Typical heart attack pain is similar to the pain of coronary artery disease: A heaviness, tightness or pressure. But some people experience atypical symptoms, especially women and people with diabetes, Dr. Legha says. It’s unusual for a heart attack to cause pain without other symptoms, though, such as shortness of breath, cold sweats, nausea, dizziness or lightheadedness.

When does chest pain = emergency?

Unfortunately, it can be tough to pinpoint the cause of chest pain on your own. So how do you know if it’s an emergency?

Chest pain but no other symptoms: Make a doctor’s appointment

If you’re young and otherwise healthy, and the pain eases up after a few minutes, it’s probably not urgent, Dr.
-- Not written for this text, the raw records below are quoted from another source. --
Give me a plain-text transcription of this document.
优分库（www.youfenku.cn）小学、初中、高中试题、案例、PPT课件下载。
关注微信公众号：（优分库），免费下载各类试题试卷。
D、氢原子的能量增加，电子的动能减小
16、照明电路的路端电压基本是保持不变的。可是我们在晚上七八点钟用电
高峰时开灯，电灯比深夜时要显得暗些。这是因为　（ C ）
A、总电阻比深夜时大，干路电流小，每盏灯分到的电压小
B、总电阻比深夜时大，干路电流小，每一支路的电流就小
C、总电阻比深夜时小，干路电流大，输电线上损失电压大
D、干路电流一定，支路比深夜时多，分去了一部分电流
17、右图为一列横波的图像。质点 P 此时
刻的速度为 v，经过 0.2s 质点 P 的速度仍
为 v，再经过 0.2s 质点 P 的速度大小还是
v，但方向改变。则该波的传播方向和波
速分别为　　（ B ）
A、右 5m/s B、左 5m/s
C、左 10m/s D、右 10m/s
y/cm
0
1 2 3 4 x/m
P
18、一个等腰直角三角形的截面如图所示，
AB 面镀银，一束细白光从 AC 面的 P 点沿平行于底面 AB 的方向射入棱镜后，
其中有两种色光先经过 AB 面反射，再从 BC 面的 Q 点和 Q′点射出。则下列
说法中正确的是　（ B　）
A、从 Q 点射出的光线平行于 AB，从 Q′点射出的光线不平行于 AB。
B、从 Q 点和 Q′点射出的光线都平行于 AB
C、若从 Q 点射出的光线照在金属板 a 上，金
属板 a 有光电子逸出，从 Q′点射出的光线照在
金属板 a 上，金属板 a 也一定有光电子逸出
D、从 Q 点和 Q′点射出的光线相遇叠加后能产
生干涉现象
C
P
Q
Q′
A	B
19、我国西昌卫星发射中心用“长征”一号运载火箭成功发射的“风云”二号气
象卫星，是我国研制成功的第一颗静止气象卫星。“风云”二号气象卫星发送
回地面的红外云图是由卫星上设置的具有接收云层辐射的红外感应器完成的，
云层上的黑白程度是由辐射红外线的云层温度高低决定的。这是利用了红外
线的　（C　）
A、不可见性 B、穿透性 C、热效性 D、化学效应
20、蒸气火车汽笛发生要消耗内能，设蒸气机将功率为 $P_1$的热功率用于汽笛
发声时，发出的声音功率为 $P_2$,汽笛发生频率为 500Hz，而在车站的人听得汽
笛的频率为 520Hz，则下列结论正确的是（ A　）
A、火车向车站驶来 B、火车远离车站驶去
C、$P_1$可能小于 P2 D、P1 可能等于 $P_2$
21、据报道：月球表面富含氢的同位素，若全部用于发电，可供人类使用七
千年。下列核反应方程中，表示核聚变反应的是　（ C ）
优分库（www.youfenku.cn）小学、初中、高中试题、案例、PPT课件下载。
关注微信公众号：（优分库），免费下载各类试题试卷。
Legha says — especially if you don’t have any other symptoms.

“If you’re stable and not clutching your chest in pain, you can probably just schedule an appointment with your primary care doctor,” she says. “Not every pain needs to be worked up in the emergency department.”

Chest pain with other symptoms: 911 or the ER

If you have other symptoms associated with serious heart and lung problems (like shortness of breath, a lot of sweating or nausea), call 911 or get yourself to the ER.

Chest pain with other heart disease risk factors: 911 or the ER

Similarly, play it safe if you have risk factors for heart disease — high blood pressure, high cholesterol, diabetes, a history of smoking or a family history of heart problems. Err on the side of caution and see a doctor right away, she adds. “It’s always better to be safe and have it evaluated.”